Another witness was Michael Schofield, social psychologist
, teacher and popular author. His expertise ranged from studies on marijuana to the sexual behaviour of young people. Schofield had sat on Baroness Wootton’s Committee of Enquiry into cannabis use, so I asked him for his estimation of the weed’s worst effect: ‘That it leads to malpractices among the police.’ As far as he could tell, the information in Oz concerning drugs was accurate.
‘All of it?’ enquired the judge.
‘Yes.’
‘What about this statement about LSD on page thirty-two by one Hermann Hesse: “Price of admission your mind”?’
‘Especially that.’
The judge turned his back.
After several hours of testimony, Brian Leary asked Schofield for his evaluation of the Rupert Bear cartoon.
‘It’s a joke. Rupert Bear is behaving in a way one would not expect a little bear to behave.’
‘Yes, but what sort of age do you think Rupert is?’
‘I’m very sorry. I’m not up to date with bears.’
‘You don’t have to be, because he doesn’t change, does he?’
The witness shook his head in disbelief and the judge helped out: ‘What age do you think Rupert is intended to be, a child, an adult or what?’
‘It’s an unreal question. You might as well ask me how old is Jupiter.’
‘He’s a young bear, isn’t he?’ asked Leary. ‘He goes to school.’
‘I don’t know whether he goes to school or not. I’m not as well informed about bears as you are. I’m a psychologist.’

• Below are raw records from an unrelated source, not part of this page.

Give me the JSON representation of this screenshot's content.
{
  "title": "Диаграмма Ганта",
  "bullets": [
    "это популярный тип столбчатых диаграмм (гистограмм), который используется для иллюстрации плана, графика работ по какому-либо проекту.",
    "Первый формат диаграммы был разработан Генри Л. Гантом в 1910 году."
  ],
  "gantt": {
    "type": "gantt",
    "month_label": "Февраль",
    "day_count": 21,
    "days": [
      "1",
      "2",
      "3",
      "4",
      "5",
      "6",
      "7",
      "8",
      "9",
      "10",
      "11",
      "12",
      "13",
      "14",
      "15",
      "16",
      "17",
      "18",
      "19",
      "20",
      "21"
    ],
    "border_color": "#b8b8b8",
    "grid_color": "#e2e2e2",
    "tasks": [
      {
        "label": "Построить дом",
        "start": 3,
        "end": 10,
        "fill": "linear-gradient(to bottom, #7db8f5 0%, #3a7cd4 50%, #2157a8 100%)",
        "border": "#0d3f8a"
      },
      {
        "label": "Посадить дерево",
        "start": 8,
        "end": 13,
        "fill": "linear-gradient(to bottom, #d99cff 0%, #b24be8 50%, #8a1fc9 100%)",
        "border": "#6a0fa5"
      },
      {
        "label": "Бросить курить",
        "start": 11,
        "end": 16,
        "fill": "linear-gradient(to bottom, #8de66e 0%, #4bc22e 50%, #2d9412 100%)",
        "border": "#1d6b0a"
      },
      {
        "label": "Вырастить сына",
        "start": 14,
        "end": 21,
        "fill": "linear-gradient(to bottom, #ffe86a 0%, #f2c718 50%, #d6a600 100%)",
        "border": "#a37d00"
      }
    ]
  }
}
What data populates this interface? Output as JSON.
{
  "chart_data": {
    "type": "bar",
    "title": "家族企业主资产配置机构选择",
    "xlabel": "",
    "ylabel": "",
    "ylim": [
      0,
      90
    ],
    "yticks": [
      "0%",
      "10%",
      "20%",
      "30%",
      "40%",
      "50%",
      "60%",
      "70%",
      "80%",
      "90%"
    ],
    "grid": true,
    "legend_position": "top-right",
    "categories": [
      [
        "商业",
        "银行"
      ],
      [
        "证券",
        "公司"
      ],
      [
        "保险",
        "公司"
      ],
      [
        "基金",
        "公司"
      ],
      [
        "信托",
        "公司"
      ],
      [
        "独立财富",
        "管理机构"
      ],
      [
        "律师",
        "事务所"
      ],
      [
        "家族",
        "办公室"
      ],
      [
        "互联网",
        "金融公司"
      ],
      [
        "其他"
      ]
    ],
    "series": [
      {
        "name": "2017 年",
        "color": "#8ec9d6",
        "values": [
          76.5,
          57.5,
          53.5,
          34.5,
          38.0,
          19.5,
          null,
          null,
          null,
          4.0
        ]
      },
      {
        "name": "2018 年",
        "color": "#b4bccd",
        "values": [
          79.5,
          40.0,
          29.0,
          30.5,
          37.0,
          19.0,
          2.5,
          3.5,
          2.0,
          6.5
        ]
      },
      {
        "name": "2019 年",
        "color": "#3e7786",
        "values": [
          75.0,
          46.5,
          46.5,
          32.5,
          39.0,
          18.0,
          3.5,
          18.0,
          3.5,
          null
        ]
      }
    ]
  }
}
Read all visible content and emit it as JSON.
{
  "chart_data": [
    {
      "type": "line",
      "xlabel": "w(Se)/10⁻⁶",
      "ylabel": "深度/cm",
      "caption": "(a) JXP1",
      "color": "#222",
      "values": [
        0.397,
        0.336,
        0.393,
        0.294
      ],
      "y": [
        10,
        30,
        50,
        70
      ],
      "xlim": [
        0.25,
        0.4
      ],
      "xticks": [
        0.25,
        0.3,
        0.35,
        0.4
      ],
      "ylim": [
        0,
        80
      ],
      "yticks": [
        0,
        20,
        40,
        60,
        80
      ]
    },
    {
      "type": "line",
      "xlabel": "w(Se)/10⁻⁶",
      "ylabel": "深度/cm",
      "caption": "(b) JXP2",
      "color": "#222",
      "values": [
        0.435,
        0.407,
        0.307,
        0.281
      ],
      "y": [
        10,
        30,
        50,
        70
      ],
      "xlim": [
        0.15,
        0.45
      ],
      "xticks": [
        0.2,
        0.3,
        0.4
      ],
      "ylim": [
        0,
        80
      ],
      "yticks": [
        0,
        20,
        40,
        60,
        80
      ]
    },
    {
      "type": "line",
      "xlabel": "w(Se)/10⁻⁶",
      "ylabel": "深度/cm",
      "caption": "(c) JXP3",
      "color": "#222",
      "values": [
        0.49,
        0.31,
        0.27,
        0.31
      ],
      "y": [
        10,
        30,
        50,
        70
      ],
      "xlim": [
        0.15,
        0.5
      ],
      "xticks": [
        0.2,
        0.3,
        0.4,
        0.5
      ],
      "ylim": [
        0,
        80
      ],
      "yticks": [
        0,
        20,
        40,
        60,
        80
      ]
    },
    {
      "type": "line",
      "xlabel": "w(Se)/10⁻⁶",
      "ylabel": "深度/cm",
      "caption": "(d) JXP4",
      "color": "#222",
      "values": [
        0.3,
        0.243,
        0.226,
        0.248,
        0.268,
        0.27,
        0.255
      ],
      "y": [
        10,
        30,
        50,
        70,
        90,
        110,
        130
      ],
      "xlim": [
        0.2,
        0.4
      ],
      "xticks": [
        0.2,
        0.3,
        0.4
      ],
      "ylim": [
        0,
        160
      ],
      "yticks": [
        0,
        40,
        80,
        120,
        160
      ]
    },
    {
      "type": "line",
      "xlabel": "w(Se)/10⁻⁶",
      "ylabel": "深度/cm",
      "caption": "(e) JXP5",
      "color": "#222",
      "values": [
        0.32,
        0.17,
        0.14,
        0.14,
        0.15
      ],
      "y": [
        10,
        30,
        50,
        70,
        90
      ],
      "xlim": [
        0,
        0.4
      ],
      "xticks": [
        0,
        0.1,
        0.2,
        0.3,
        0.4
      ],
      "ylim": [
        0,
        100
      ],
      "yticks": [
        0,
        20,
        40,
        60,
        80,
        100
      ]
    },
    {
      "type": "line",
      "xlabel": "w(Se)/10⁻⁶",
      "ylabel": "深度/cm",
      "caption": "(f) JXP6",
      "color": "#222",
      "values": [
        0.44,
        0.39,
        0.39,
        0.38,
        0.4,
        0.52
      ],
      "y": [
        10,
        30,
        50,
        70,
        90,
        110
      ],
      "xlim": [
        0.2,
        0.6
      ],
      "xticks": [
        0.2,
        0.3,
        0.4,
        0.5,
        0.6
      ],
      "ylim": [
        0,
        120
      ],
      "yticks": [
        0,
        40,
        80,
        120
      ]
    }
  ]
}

Laughter filled the court and the judge asked the police to restore order. Then he sent out the jury and hit me with a left jab.
18
am I WAKING you UP?
Argyle fixed me with a look. ‘I notice you have a drugs matter coming before this court. I wish to fix a date.’
This was the last thing I had expected. From the look on the faces of the lawyers – including Brian Leary – it was the last thing anyone had expected. ‘Your Lordship, I haven’t started to think about . . .’
‘My intention is to proceed with the matter, as soon as we’re finished with Oz.’
‘You mean – appear before you?’ I was dumbfounded.
‘I have the advantage over my colleagues, in that I am already familiar with the personalities.’